0.09322 0.09524 0.10680 0.11850 0.13760 0.17140
It appears that the hash
lookup is approximately two orders of magnitude faster than either the native list or data.table
in this particular scenario.
Update: 2015-12-11 3:00PM PST
I received feedback from Neal Fultz suggesting the use of the native Environment object. Here is the code and result I got:
test_lookup_env <- list2env(test_lookup_list)
# Environment timing
environment_timings <- sapply(lookup_tests, function(lookups){
timing <- system.nanotime(
for(lookup in lookups){
return_value <- test_lookup_env[[lookup]]
}
)
return(timing[['elapsed']])
})
summary(environment_timings)
> summary(environment_timings)
Min. 1st Qu. Median Mean 3rd Qu. Max.
0.09322 0.09524 0.10680 0.11850 0.13760 0.17140
Indeed, it appears that Environment is faster for individual item access in this scenario. Thank you Neal Fultz for pointing this method out. I appreciate having a more thorough understanding of the object types available in R. My questions still stand: am I using data.table
correctly (I expect so but I am open to critique) and is there a way to provide row access to the rows of a data.table
using some kind of pointer magic which would provide faster individual row access.
Clarification: 2015-12-11 3:52 PM PST
There have been some mentions that my access pattern in the inner-most loop of my test is inefficient. I agree. What I am trying to do is emulate as closely as possible the situation that I am dealing with. The loop that this is actually occurring in does not allow for vectorization which is why I am not using it. I realize this is not strictly the 'R' way of doing things. The data.table
in my code is providing reference information and I do not necessarily know which row I need until I am inside the loop which is why I am trying to figure out how to access an individual item as quickly as possible, preferably with the data still stored in a data.table
. This is also in part a curiosity question, can it be done?
Update 2: 2015-12-11 4:12 PM PST
I received feedback from @jangrorecki that using Sys.time()
is an ineffective means of measuring the performance of a function. I have since revised the code to use system.nanotime()
per the suggestion. The original code has been updated and the timing results.

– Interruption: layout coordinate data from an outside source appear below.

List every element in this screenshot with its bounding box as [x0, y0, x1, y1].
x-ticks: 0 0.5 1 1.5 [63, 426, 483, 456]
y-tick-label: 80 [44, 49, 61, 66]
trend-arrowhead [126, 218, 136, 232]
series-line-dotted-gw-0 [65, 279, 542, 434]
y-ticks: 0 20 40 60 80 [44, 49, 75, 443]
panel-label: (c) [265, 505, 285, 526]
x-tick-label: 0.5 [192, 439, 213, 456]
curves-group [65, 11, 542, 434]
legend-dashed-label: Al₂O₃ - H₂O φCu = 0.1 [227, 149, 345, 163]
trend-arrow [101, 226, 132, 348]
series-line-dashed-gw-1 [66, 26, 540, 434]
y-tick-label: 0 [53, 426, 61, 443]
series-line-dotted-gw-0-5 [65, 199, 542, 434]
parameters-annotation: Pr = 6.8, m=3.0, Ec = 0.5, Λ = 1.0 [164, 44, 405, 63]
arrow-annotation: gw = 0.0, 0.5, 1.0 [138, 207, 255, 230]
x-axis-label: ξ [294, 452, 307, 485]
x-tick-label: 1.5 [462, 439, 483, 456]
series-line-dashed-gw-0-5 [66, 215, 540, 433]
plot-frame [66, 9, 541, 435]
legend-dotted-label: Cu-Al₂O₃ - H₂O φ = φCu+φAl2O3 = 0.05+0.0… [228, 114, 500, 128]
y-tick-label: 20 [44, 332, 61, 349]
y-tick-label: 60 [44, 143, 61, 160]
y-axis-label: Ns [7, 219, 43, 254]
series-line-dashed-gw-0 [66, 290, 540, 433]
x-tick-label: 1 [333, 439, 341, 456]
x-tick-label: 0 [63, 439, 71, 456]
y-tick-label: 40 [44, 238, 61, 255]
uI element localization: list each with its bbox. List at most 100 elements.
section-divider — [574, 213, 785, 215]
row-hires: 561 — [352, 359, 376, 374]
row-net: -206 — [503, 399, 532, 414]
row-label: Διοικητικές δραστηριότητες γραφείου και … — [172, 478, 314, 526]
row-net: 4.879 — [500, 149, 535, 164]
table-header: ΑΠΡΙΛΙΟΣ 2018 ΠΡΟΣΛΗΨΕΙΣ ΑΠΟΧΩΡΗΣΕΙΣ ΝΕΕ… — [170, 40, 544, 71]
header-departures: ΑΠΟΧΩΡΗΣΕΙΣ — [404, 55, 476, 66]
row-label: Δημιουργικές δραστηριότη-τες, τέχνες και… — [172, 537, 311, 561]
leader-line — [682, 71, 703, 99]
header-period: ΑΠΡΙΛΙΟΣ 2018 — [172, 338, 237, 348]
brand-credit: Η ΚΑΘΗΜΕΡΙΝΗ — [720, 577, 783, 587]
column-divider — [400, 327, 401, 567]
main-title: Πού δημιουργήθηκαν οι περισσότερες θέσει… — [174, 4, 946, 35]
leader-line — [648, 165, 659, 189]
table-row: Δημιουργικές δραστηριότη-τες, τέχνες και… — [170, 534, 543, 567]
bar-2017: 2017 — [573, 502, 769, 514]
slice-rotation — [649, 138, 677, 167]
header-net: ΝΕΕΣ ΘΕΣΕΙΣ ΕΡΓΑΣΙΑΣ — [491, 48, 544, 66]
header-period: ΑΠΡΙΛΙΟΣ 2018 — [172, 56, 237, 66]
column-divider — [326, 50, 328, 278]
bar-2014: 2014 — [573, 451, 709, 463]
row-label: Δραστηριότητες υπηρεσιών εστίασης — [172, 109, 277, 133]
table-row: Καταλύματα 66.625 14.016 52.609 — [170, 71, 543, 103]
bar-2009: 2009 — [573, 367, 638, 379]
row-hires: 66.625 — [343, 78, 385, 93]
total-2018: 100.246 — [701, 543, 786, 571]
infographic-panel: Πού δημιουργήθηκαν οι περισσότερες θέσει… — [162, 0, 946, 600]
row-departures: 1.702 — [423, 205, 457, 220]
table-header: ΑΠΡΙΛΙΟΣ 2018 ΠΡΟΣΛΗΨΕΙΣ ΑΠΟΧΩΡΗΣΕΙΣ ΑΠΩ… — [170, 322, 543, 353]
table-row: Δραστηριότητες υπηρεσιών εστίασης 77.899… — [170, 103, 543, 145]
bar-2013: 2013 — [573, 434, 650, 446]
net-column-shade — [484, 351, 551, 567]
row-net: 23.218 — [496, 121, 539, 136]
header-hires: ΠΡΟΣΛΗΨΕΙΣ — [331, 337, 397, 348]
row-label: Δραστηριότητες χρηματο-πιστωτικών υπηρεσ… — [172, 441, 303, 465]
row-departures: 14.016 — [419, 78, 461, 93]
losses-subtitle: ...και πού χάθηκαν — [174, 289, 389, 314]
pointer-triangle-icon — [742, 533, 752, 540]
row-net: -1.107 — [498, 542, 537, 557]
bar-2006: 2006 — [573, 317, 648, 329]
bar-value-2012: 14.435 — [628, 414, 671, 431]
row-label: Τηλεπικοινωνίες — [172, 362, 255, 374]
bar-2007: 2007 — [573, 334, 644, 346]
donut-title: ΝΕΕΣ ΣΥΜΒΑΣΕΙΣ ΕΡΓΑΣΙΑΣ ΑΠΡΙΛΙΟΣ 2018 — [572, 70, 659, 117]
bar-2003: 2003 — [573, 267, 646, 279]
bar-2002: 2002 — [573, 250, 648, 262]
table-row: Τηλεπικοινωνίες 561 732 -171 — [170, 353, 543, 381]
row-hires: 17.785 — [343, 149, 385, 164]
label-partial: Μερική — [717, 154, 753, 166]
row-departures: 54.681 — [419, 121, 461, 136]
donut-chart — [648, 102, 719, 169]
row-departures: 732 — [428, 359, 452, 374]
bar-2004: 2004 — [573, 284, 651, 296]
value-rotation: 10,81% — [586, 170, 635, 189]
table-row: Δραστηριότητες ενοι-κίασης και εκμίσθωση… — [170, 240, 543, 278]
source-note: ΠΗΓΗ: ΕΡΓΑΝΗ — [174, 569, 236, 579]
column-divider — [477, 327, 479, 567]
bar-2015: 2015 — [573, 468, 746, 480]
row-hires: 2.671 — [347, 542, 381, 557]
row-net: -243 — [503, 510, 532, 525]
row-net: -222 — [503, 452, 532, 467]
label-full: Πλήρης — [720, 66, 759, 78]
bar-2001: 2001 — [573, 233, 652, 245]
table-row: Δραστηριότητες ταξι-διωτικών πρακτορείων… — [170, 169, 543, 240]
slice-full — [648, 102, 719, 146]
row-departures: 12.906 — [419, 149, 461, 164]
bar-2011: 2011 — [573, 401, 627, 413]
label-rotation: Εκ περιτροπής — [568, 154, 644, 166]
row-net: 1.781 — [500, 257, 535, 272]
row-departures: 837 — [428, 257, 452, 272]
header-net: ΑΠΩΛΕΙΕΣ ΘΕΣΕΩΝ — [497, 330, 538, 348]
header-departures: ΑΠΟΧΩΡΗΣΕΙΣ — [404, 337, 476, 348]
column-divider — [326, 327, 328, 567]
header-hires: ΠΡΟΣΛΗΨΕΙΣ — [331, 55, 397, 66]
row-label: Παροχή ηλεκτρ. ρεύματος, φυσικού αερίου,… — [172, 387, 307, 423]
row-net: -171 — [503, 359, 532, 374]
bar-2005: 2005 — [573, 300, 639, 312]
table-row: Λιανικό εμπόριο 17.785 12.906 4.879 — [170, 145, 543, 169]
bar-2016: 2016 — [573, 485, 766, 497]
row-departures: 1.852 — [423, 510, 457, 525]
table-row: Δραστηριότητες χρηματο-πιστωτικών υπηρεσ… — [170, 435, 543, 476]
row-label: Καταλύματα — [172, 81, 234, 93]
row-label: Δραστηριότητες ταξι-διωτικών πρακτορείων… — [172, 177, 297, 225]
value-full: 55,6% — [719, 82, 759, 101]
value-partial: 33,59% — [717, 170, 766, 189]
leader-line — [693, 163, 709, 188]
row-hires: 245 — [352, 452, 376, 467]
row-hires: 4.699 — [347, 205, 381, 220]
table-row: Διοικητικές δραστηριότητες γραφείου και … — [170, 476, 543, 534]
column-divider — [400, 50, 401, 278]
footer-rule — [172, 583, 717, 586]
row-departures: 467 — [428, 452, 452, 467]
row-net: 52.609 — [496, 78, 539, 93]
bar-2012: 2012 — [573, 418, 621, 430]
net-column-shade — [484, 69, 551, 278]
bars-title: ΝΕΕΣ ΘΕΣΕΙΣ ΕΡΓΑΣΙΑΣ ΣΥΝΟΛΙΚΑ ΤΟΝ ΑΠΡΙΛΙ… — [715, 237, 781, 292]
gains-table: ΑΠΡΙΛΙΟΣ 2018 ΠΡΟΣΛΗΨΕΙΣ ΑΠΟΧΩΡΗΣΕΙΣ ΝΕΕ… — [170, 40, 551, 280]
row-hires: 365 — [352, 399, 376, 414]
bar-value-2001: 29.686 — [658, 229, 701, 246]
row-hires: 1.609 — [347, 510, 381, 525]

The question still stands: is this the fastest way to do a row lookup of a data.table
and if so is it possible to create a hash of pointers to the rows for quick lookup? At this point I am most curious how far R can be pushed. As someone who came from C++, this is a fun challenge.
Conclusion
I accepted the answer provided by Neal Fultz because it discussed what I was actually wanting to know. That said, this is not the way data.table
was intended to be used so no one should interpret this to mean data.table
is slow, it is actually incredibly fast. This was a very particular use case that I was curious about. My data comes in as a data.table
and I wanted to know if I could get quick row access while leaving it as a data.table
. I also wanted to compare the data.table
access speed with a hash-table which is what is often used for fast, non-vectorized item lookup.